Kasparov, who has called Carlsen the "future of chess", made a second approach in January this year. This time, Carlsen agreed and many credit the partnership – Carlsen says they have concentrated on aggressive openings, Kasparov's trademark – with propelling the boy to the pinnacle of the game. "Everything Kasparov says is worth something in chess," Carlsen says. "It's great to work with him but also demanding. He expects a lot."

Carlsen's success has earned him celebrity status in Norway, where he lives with his family outside Oslo. He makes regular appearances on chat shows and is frequently mobbed by fans in a country not known as a power in the game. "In Norway, we are not good at many things, so when you win you become popular," he says. "And now chess has become popular, too, and people are changing their idea of the game." Pein hopes the Carlsen effect will come to bear on London this week as he seeks to win support for his bid to host the 2012 world championships.
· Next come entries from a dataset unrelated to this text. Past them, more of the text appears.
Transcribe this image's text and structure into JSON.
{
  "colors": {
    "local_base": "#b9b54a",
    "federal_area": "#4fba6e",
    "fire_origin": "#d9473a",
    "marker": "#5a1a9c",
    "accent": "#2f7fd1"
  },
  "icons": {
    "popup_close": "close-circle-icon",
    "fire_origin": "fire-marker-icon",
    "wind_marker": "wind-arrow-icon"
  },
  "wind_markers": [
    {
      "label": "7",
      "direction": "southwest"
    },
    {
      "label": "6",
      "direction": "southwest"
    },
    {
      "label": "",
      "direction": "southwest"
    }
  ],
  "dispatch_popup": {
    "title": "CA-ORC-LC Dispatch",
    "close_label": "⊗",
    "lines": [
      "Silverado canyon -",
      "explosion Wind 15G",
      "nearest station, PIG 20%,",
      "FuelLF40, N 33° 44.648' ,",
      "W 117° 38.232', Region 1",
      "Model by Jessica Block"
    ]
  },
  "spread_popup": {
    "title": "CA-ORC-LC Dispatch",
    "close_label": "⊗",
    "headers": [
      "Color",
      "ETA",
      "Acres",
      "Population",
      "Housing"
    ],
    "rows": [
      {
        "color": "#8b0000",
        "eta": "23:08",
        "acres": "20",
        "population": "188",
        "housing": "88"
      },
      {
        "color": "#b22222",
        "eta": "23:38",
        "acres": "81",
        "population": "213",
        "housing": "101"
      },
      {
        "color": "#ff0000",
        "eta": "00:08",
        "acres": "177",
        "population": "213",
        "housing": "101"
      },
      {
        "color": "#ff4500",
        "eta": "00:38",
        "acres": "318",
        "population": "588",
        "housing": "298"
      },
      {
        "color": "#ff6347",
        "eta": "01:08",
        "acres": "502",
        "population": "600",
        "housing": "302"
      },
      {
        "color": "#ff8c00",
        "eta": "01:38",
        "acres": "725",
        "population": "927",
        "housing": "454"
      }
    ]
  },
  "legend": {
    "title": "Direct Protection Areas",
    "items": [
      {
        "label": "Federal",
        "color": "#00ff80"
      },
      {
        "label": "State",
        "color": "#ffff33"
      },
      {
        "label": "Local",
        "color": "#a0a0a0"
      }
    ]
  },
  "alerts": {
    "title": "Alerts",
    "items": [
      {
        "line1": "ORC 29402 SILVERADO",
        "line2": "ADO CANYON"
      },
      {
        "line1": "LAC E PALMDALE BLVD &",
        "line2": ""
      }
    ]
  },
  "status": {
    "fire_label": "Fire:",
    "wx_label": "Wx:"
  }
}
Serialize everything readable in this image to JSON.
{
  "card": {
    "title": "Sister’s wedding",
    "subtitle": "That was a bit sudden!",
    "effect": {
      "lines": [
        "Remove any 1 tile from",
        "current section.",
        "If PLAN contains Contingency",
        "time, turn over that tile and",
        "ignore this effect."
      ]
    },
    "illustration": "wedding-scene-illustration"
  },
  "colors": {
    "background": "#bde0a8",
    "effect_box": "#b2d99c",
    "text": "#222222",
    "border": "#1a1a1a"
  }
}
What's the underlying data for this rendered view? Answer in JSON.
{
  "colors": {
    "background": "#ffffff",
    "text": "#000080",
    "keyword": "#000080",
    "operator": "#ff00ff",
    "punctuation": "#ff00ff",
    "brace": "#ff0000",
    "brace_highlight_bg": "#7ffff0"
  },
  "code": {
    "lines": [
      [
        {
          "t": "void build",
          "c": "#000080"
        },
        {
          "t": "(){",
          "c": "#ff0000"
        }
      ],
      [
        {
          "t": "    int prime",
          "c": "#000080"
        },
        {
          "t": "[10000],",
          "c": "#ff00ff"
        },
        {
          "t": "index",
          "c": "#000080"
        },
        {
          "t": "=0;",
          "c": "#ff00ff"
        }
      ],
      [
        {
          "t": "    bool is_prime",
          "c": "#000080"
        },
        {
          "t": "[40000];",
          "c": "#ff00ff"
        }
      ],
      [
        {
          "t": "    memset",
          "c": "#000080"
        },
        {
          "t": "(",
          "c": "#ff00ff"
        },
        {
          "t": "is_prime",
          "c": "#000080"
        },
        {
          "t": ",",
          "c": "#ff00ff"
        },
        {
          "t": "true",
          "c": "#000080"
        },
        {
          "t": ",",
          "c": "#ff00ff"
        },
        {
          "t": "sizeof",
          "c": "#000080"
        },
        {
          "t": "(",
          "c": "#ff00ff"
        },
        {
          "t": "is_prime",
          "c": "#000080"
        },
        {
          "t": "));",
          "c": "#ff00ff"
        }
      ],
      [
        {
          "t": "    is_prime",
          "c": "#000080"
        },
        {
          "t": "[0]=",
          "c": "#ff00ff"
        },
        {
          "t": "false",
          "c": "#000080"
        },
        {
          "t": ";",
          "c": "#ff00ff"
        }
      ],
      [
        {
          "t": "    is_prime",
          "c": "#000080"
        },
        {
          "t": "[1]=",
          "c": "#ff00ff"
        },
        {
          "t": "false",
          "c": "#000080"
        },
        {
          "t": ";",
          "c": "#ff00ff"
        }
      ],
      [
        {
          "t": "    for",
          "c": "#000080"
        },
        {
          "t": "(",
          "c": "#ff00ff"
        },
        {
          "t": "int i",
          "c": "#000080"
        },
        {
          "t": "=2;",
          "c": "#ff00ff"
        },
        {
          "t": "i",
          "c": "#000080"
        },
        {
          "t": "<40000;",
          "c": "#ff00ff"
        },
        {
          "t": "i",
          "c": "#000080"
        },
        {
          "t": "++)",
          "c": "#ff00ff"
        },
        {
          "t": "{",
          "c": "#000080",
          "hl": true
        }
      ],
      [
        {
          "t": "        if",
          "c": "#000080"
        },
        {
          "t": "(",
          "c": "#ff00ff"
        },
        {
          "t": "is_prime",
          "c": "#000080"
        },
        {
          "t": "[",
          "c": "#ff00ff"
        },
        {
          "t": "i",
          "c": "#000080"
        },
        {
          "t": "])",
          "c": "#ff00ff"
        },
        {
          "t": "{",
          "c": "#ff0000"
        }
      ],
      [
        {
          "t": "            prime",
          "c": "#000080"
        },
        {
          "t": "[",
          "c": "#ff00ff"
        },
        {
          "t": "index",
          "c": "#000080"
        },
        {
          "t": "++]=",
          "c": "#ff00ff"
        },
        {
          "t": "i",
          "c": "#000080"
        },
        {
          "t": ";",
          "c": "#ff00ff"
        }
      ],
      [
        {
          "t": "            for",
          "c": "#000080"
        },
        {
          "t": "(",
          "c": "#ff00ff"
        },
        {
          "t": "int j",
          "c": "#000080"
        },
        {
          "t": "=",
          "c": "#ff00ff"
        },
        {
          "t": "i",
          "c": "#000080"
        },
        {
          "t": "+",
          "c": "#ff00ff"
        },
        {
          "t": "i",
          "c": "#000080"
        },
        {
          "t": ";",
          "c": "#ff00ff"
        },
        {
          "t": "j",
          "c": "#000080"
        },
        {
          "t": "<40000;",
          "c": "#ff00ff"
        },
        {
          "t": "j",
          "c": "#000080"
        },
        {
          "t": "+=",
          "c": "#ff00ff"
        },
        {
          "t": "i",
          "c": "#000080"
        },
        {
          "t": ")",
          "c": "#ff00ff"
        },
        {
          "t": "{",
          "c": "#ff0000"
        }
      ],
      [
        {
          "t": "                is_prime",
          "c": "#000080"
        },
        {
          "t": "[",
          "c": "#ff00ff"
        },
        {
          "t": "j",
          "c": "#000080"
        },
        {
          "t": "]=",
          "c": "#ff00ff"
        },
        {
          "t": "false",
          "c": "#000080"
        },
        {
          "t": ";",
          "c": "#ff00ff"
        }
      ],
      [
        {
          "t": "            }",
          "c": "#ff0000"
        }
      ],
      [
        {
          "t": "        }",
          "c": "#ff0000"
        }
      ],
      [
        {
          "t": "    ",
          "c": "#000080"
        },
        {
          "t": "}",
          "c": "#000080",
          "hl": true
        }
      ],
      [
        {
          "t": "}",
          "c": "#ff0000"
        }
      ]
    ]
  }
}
In the meantime, Carlsen analyses the board after his eight-move rout. "Your previous move was rather weak because, additionally, I could have taken the knight or the queen," he says with deceptively gentle tone – Carlsen is a ruthless warrior on the board, who speaks of the "determination to destroy your opponent" necessary to be the best. He softens the blow by telling me he once beat a player in five moves. "We were nine," he adds, "but the other boy actually turned out to be a decent player." There's hope for me yet.